In his mid-seventies, his old song “Hallelujah” took over the number 1 and number 2 spots in the British charts, and a host of “American Idol”-style cover versions made it the fastest-selling Internet download in European history; the record that he made last year, with the deliberately ungrabby title of Old Ideas, was number 1 in 17 countries and reached the Top Five in 9 others. The result has been incongruities as rich in irony and surprise as any of Cohen’s songs about the future: I woke up amidst the glittery singles bars and temples to conspicuous consumption of the L.A. Live entertainment center at the heart of L.A. last year and, walking into Starbucks, was greeted by the album being featured that week: the work of an ordained Zen monk mumbling of how “None of us {is} deserving the cruelty or the grace.”

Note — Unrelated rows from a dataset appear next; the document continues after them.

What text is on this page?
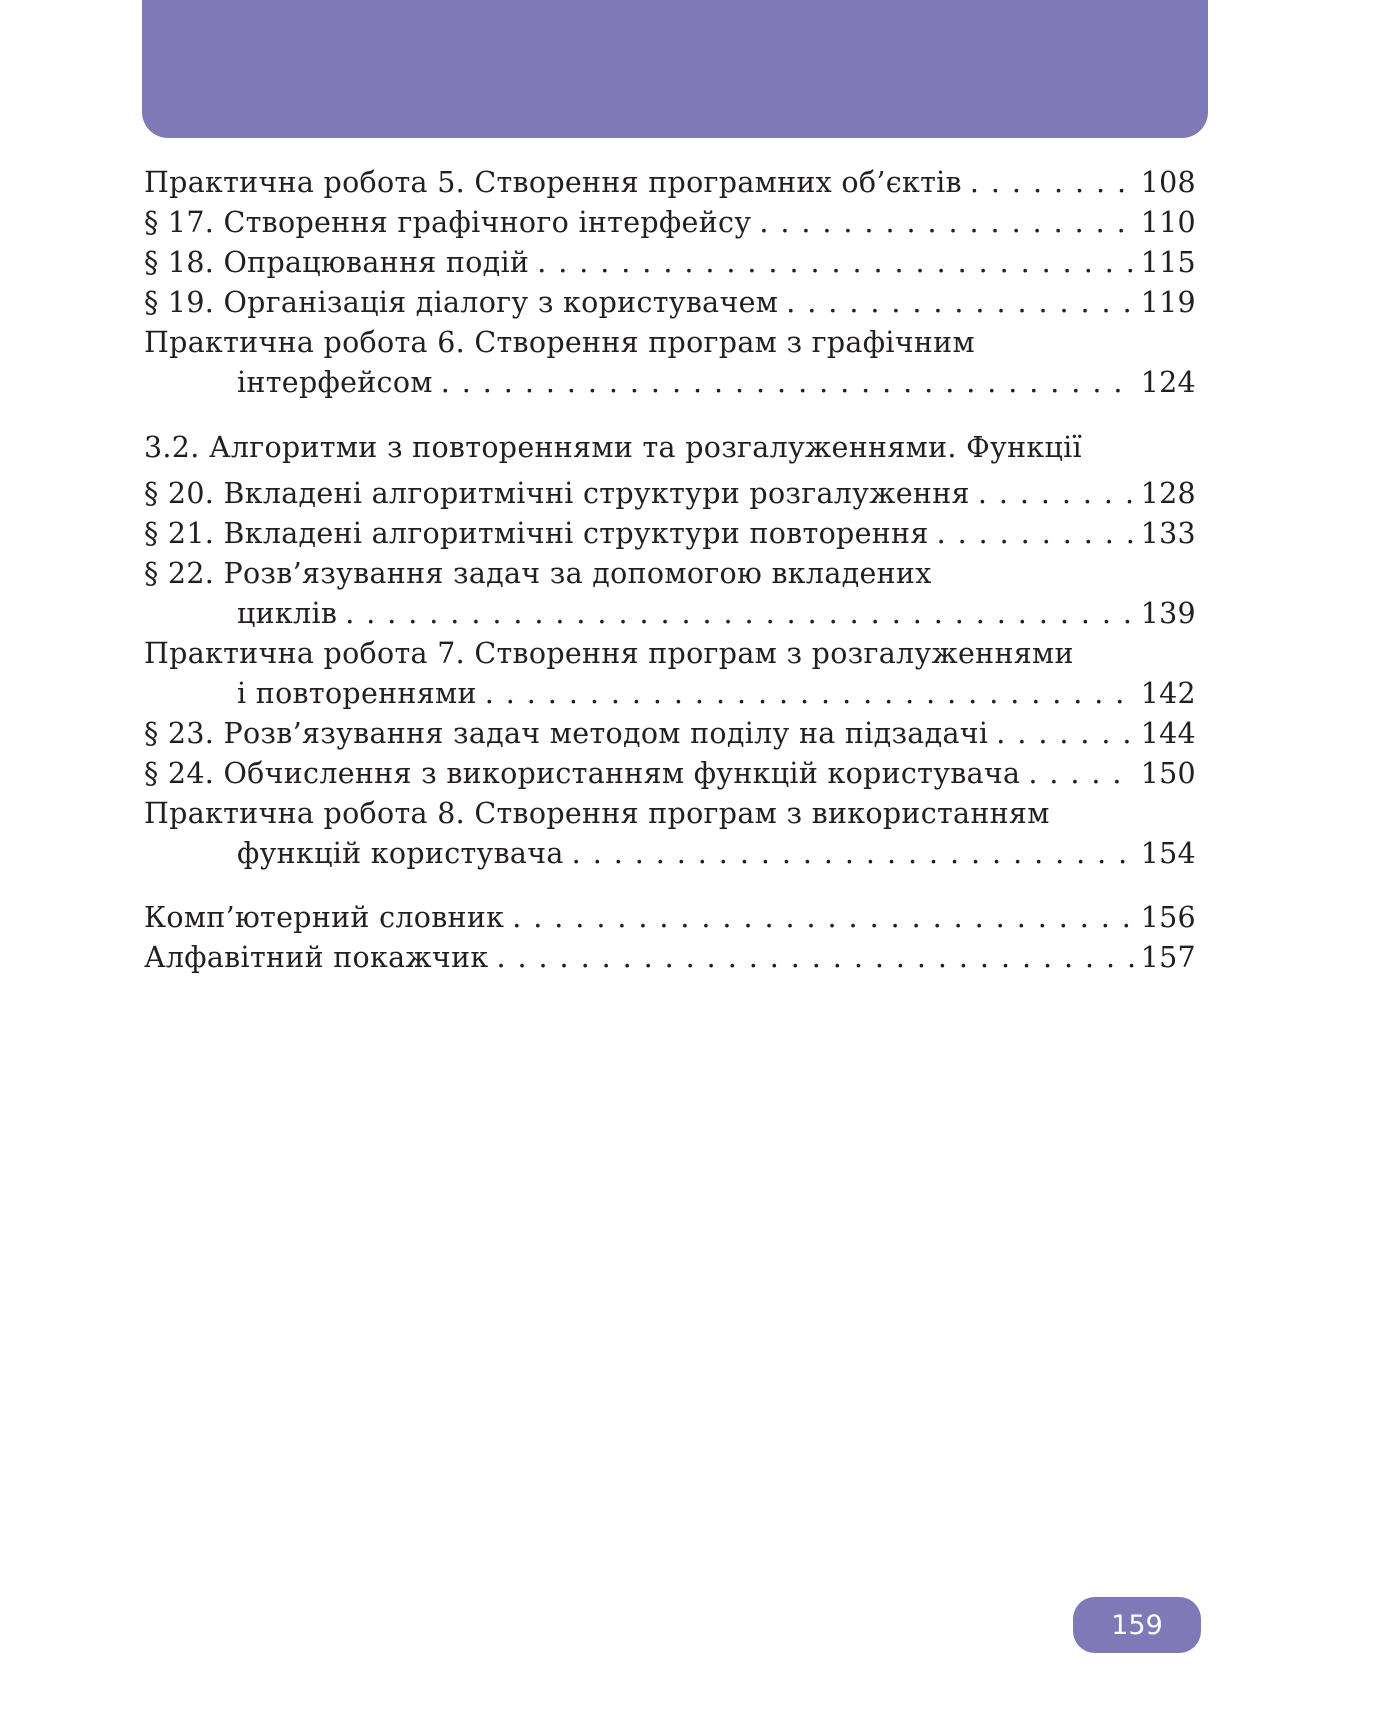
Практична робота 5. Створення програмних об’єктів . . .	108
§ 17. Створення графічного інтерфейсу . . .	110
§ 18. Опрацювання подій . . .	115
§ 19. Організація діалогу з користувачем . . .	119
Практична робота 6. Створення програм з графічним
інтерфейсом . . .	124
3.2. Алгоритми з повтореннями та розгалуженнями. Функції
§ 20. Вкладені алгоритмічні структури розгалуження . . .	128
§ 21. Вкладені алгоритмічні структури повторення . . .	133
§ 22. Розв’язування задач за допомогою вкладених
циклів . . .	139
Практична робота 7. Створення програм з розгалуженнями
і повтореннями . . .	142
§ 23. Розв’язування задач методом поділу на підзадачі . . .	144
§ 24. Обчислення з використанням функцій користувача . . .	150
Практична робота 8. Створення програм з використанням
функцій користувача . . .	154
Комп’ютерний словник . . .	156
Алфавітний покажчик . . .	157
159
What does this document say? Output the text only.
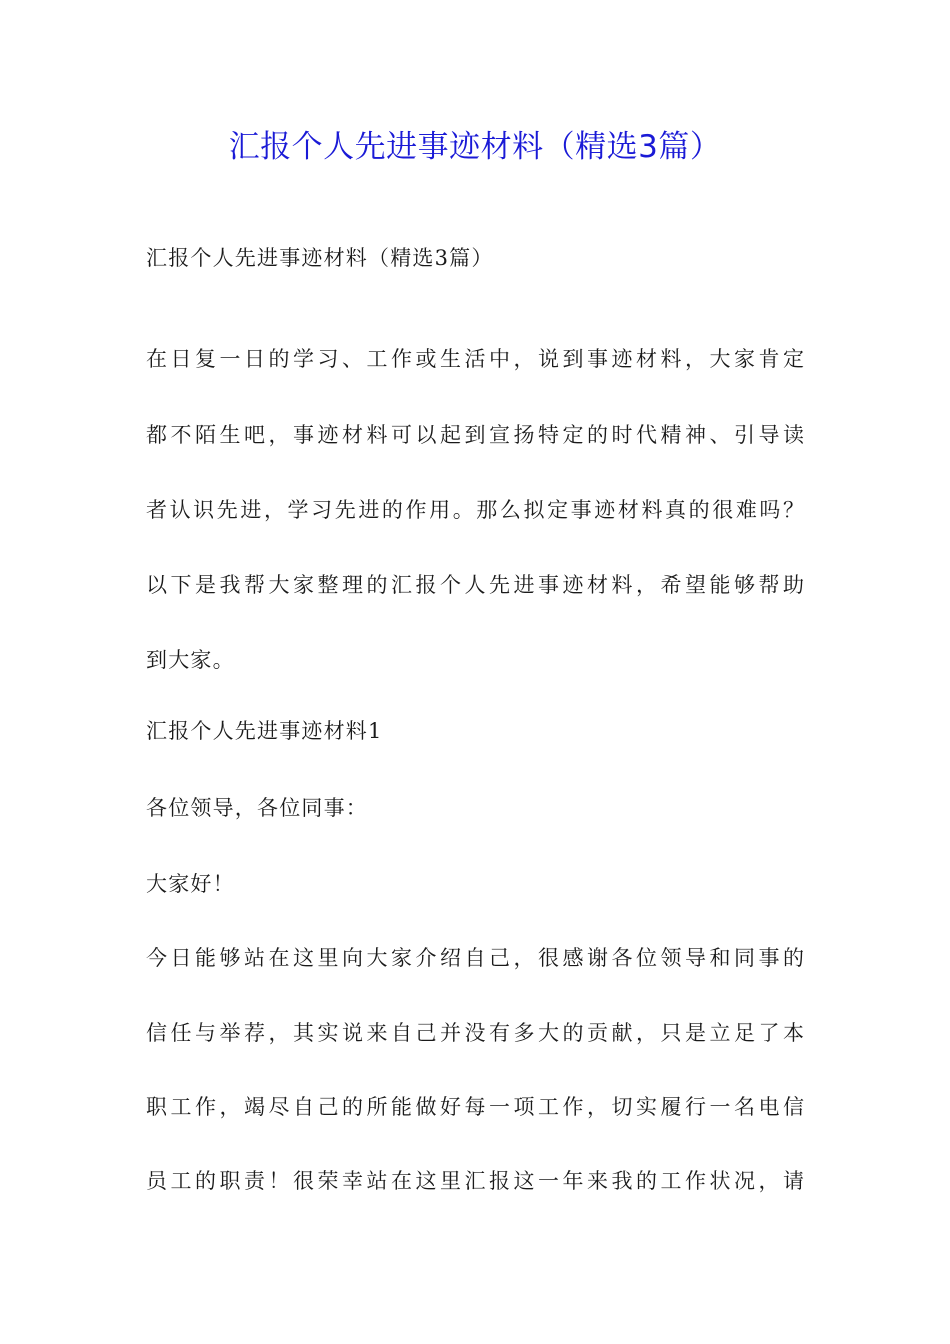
汇报个人先进事迹材料（精选3篇）
汇报个人先进事迹材料（精选3篇）
在日复一日的学习、工作或生活中，说到事迹材料，大家肯定
都不陌生吧，事迹材料可以起到宣扬特定的时代精神、引导读
者认识先进，学习先进的作用。那么拟定事迹材料真的很难吗？
以下是我帮大家整理的汇报个人先进事迹材料，希望能够帮助
到大家。
汇报个人先进事迹材料1
各位领导，各位同事：
大家好！
今日能够站在这里向大家介绍自己，很感谢各位领导和同事的
信任与举荐，其实说来自己并没有多大的贡献，只是立足了本
职工作，竭尽自己的所能做好每一项工作，切实履行一名电信
员工的职责！很荣幸站在这里汇报这一年来我的工作状况，请
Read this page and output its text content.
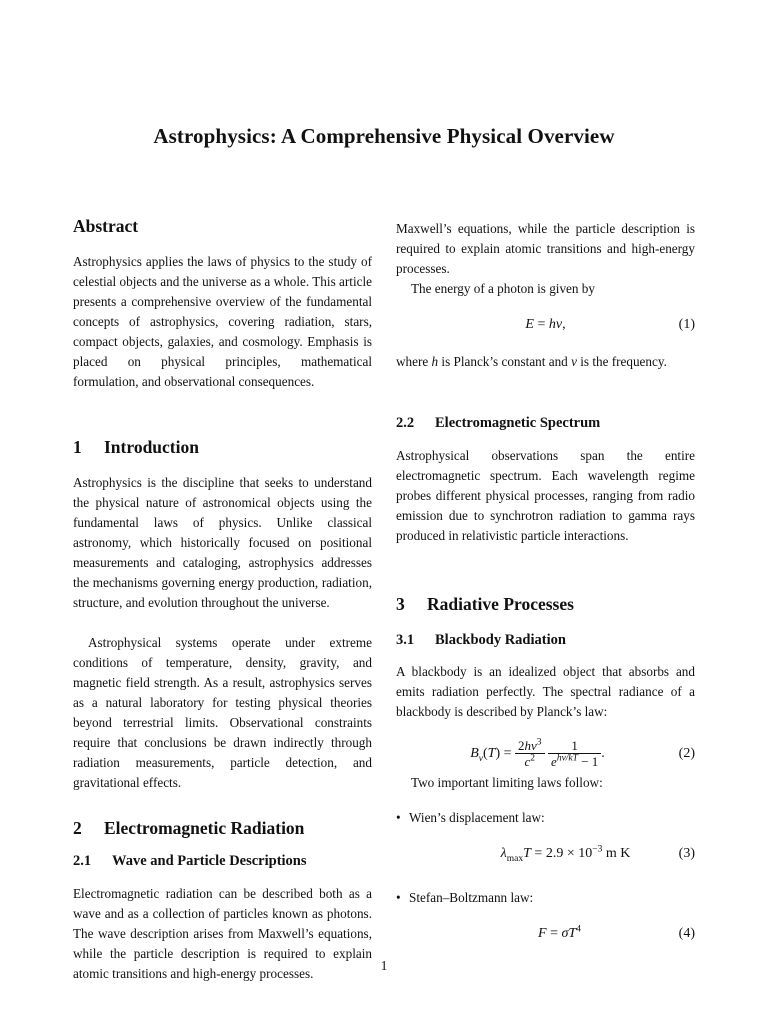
Astrophysics: A Comprehensive Physical Overview
Abstract

Astrophysics applies the laws of physics to the study of celestial objects and the universe as a whole. This article presents a comprehensive overview of the fundamental concepts of astrophysics, covering radiation, stars, compact objects, galaxies, and cosmology. Emphasis is placed on physical principles, mathematical formulation, and observational consequences.

1 Introduction

Astrophysics is the discipline that seeks to understand the physical nature of astronomical objects using the fundamental laws of physics. Unlike classical astronomy, which historically focused on positional measurements and cataloging, astrophysics addresses the mechanisms governing energy production, radiation, structure, and evolution throughout the universe.

Astrophysical systems operate under extreme conditions of temperature, density, gravity, and magnetic field strength. As a result, astrophysics serves as a natural laboratory for testing physical theories beyond terrestrial limits. Observational constraints require that conclusions be drawn indirectly through radiation measurements, particle detection, and gravitational effects.

2 Electromagnetic Radiation
2.1 Wave and Particle Descriptions

Electromagnetic radiation can be described both as a wave and as a collection of particles known as photons. The wave description arises from Maxwell’s equations, while the particle description is required to explain atomic transitions and high-energy processes.

Maxwell’s equations, while the particle description is required to explain atomic transitions and high-energy processes.

The energy of a photon is given by

E = hν,	(1)

where h is Planck’s constant and ν is the frequency.

2.2 Electromagnetic Spectrum

Astrophysical observations span the entire electromagnetic spectrum. Each wavelength regime probes different physical processes, ranging from radio emission due to synchrotron radiation to gamma rays produced in relativistic particle interactions.

3 Radiative Processes
3.1 Blackbody Radiation

A blackbody is an idealized object that absorbs and emits radiation perfectly. The spectral radiance of a blackbody is described by Planck’s law:

$B_\nu(T) = \frac{2h\nu^3}{c^2}$
$\frac{1}{e^{h\nu/kT} - 1}$ .	(2)

Two important limiting laws follow:

• Wien’s displacement law:
$\lambda_{max}T = 2.9 \times 10^{-3}$ m K	(3)
• Stefan–Boltzmann law:
$F = \sigma T^4$	(4)
1
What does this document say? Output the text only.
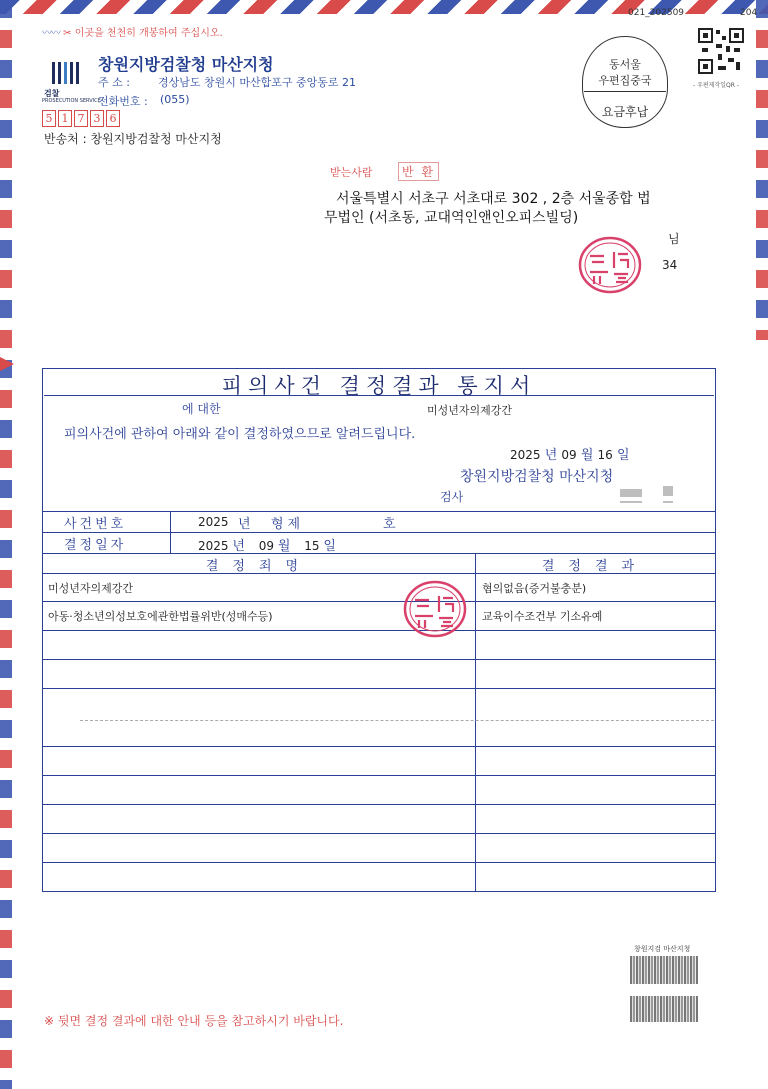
〰〰 ✂ 이곳을 천천히 개봉하여 주십시오.
021_202509	204
검찰
PROSECUTION SERVICE
창원지방검찰청 마산지청
주 소 :	경상남도 창원시 마산합포구 중앙동로 21
전화번호 : (055)
5 1 7 3 6
반송처 : 창원지방검찰청 마산지청
동서울
우편집중국
요금후납
- 우편제작일QR -
받는사람	반 환
서울특별시 서초구 서초대로 302 , 2층 서울종합 법
무법인 (서초동, 교대역인앤인오피스빌딩)
님
34
피의사건 결정결과 통지서
에 대한	미성년자의제강간
피의사건에 관하여 아래와 같이 결정하였으므로 알려드립니다.
2025 년 09 월 16 일
창원지방검찰청 마산지청
검사
사건번호	2025 년 형제	호
결정일자	2025 년 09 월 15 일
결정죄명	결정결과
미성년자의제강간	혐의없음(증거불충분)
아동·청소년의성보호에관한법률위반(성매수등)	교육이수조건부 기소유예
창원지검 마산지청
※ 뒷면 결정 결과에 대한 안내 등을 참고하시기 바랍니다.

Every day now brings news of a fresh book on the man, in French, in German, in Spanish; in 2009 the former editor of the Guinness Book of Records, Tim Footman, brought out a small biography full of classic Cohenesque tidbits, whose discography alone took up 28 pages, not least because Cohen has already inspired more than 50 tribute albums worldwide. Thirteen years before that, the Canadian professor of literature Ira Nadel came out with a biography assembling many of the facts and starting with a quote from Kierkegaard (“What is a poet? A poet is an unhappy being whose heart is torn by secret sufferings, but whose lips are so strangely formed that when the sighs and the cries escape them, they sound like beautiful music”).
When people learn that I’ve been lucky enough to spend a little time with the man, they often want to hear more. All I can say is: “He’s like one of those old Eastern poets of whom he’s been writing for half a century or more. Alone in his simple hut on the top of a mountain, with a pen and paper and a bottle of wine (perhaps a beautiful woman) nearby.”